Since February, a museum in that central-Illinois city has showcased a piece of pure Americana: an exhibit of original artwork from the Dick and Jane readers popular from the Depression era through the height of the Vietnam War.

Thanks to the exhibit, Peoria is suddenly a tourist hot spot, particulary for people who live in the Midwest. "Our receptionists have given out directions so many times that they think they're working for A.A.A.,'' joked Kathleen Woith, the public-affairs director at the Lakeview Museum of Arts and Sciences, the temporary home to the Dick and Jane artwork.

Hundreds of people have made the nostalgic pilgrimage to Peoria, and the enthusiastic response recently prompted the museum to extend the show beyond its planned March closing date to Sept. 5.

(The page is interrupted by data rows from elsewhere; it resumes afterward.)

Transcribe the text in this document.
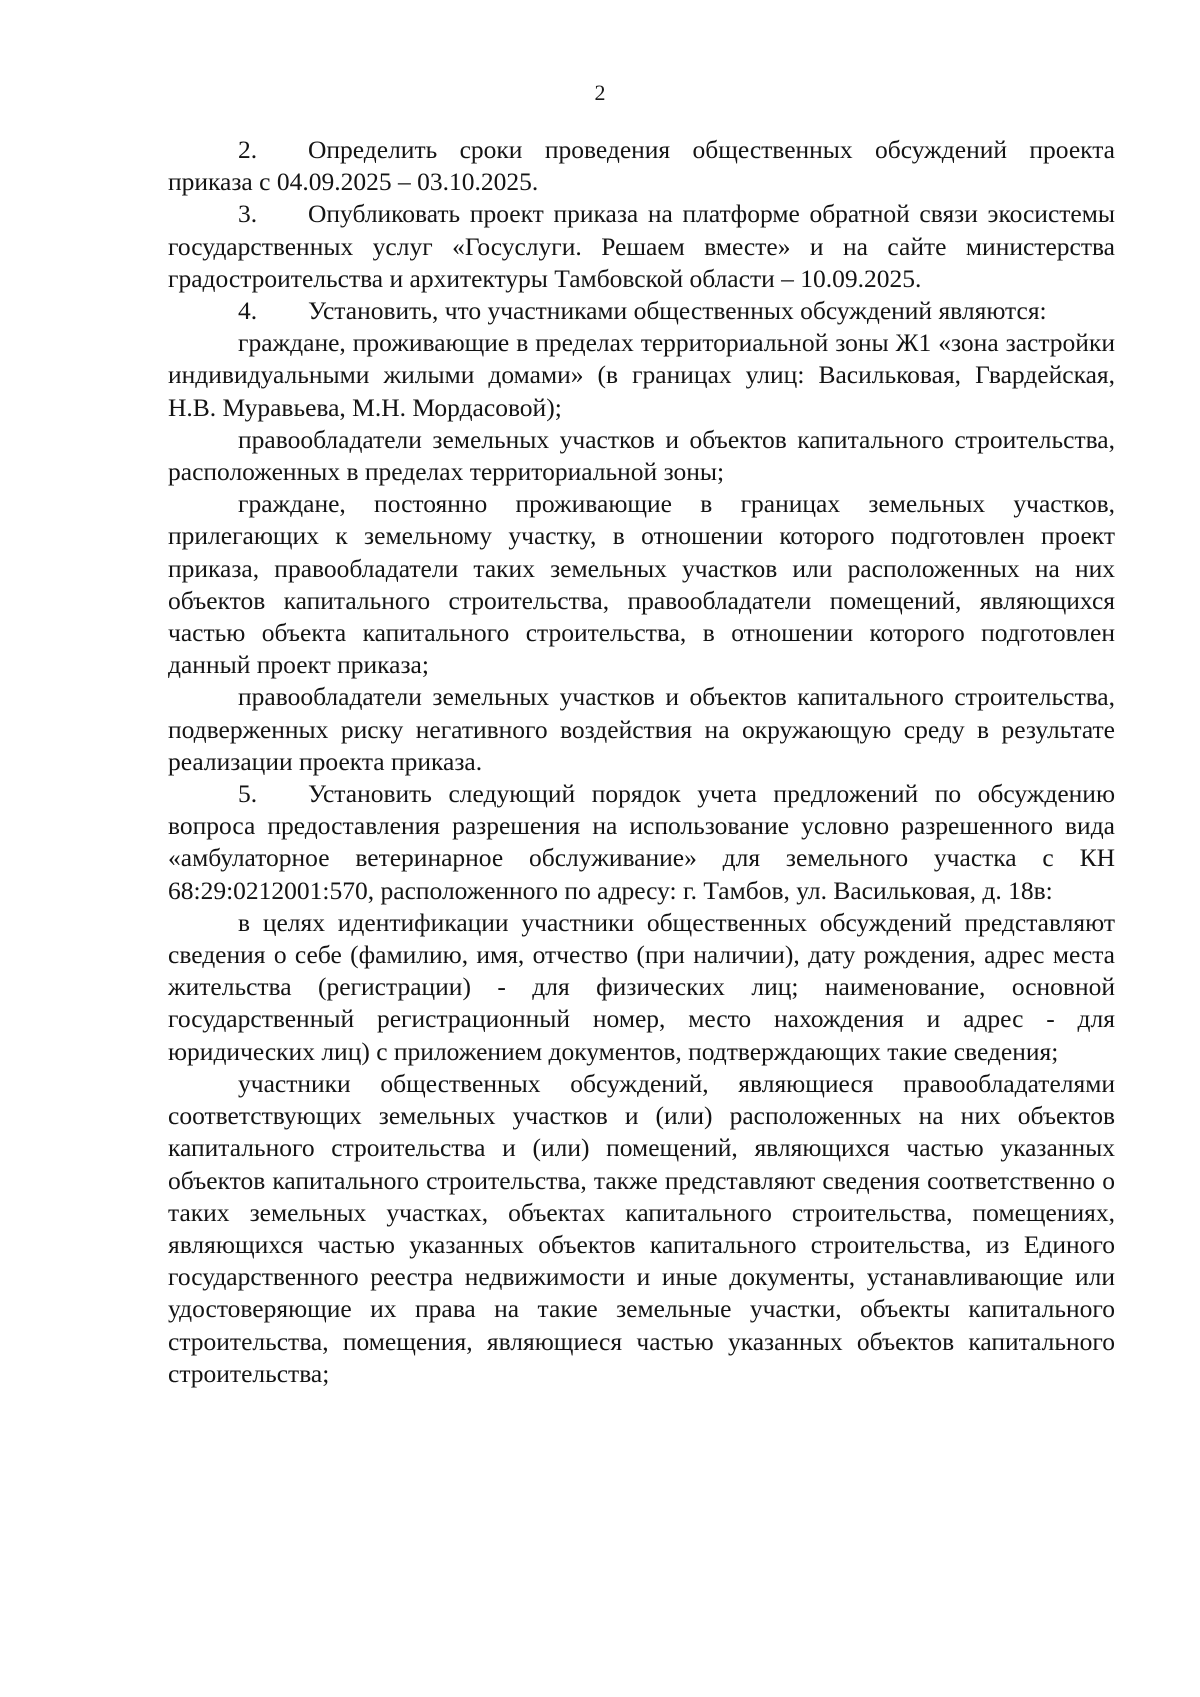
2

2. Определить сроки проведения общественных обсуждений проекта приказа с 04.09.2025 – 03.10.2025.

3. Опубликовать проект приказа на платформе обратной связи экосистемы государственных услуг «Госуслуги. Решаем вместе» и на сайте министерства градостроительства и архитектуры Тамбовской области – 10.09.2025.

4. Установить, что участниками общественных обсуждений являются:

граждане, проживающие в пределах территориальной зоны Ж1 «зона застройки индивидуальными жилыми домами» (в границах улиц: Васильковая, Гвардейская, Н.В. Муравьева, М.Н. Мордасовой);

правообладатели земельных участков и объектов капитального строительства, расположенных в пределах территориальной зоны;

граждане, постоянно проживающие в границах земельных участков, прилегающих к земельному участку, в отношении которого подготовлен проект приказа, правообладатели таких земельных участков или расположенных на них объектов капитального строительства, правообладатели помещений, являющихся частью объекта капитального строительства, в отношении которого подготовлен данный проект приказа;

правообладатели земельных участков и объектов капитального строительства, подверженных риску негативного воздействия на окружающую среду в результате реализации проекта приказа.

5. Установить следующий порядок учета предложений по обсуждению вопроса предоставления разрешения на использование условно разрешенного вида «амбулаторное ветеринарное обслуживание» для земельного участка с КН 68:29:0212001:570, расположенного по адресу: г. Тамбов, ул. Васильковая, д. 18в:

в целях идентификации участники общественных обсуждений представляют сведения о себе (фамилию, имя, отчество (при наличии), дату рождения, адрес места жительства (регистрации) - для физических лиц; наименование, основной государственный регистрационный номер, место нахождения и адрес - для юридических лиц) с приложением документов, подтверждающих такие сведения;

участники общественных обсуждений, являющиеся правообладателями соответствующих земельных участков и (или) расположенных на них объектов капитального строительства и (или) помещений, являющихся частью указанных объектов капитального строительства, также представляют сведения соответственно о таких земельных участках, объектах капитального строительства, помещениях, являющихся частью указанных объектов капитального строительства, из Единого государственного реестра недвижимости и иные документы, устанавливающие или удостоверяющие их права на такие земельные участки, объекты капитального строительства, помещения, являющиеся частью указанных объектов капитального строительства;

Visitors leave the guest book dewy-eyed with remembrances. "It brings back fond memories,'' wrote one visitor. "Reminds me of being a child again,'' another wrote.

Such affection does not surprise Louise McNutt, 79, who edited the series' teacher guidebooks for more than 20 years and read many children's letters to the publisher, the Scott Foresman Company in Glenview, Ill. "Children became very well acquainted with the characters,'' she said. "They became their friends.''

Evolution of Dick and Jane

David Thompson, a Peoria public-television producer, spun off the exhibit from a documentary that he made last year tracing the series' evolution from its 1927 debut to its last edition in 1965.

Simple as the series seems today, its storybook concept and short sentence constructions--"Run, Dick, run''--was radical for the 1920's. Children's books at the time were lengthy texts with few pictures.

Zerna Sharp, a kindergarten teacher in Illinois, recognized that such books bored her students and sold Scott Foresman on a "picture story'' concept.

In the first pre-primers, editors adhered to a rule that only one character spoke per page and that stories ran no more than four pages, Ms. McNutt said.

Writers mimicked children's speech patterns, and illustrators crafted visual clues to the text.

"It was very bold for the time, and it worked,'' Mr. Thompson said. More than 85 million children read the series, he said.

The editors took great pains to make Dick, Jane, Sally, Mother, and Father look like the perceived image of an average American family, Ms. McNutt said. They had two pets, a dog and a cat. The dog, Spot, appeared with the children in many of the book's illustrations.

And to put the family squarely in the middle class, illustrators copied clothing from the widely popular catalogs of the Sears, Roebuck and Montgomery Ward companies.

Scott Foresman also developed editions for Seventh-day Adventists, French Canadians, and Roman Catholics. The "Cathedral'' edition for Catholics changed the Dick, Jane, and Sally characters to John, Jean, and Judy, the alliteration intended as a reminder of Jesus, Mr. Thompson said.

Beyond Their Time

During the 1960's, the Dick and Jane series was attacked from a variety of fronts. Feminists criticized the portrayal of Mother and Jane, who were often shown doing housework, while minorities disapproved of its homogeneity.

And the series' methodology, while revolutionary in the 1920's, had become out of step with the trend toward teaching reading by using phonics. Education experts criticized the books' vocabulary, saying it limited children.

Editors made some adjustments, but Ms. McNutt said they eventually decided that the Dick and Jane books were a product of their time.

Other children's series have been popular, but none has had the longstanding success of the Dick and Jane books, Ms. McNutt said.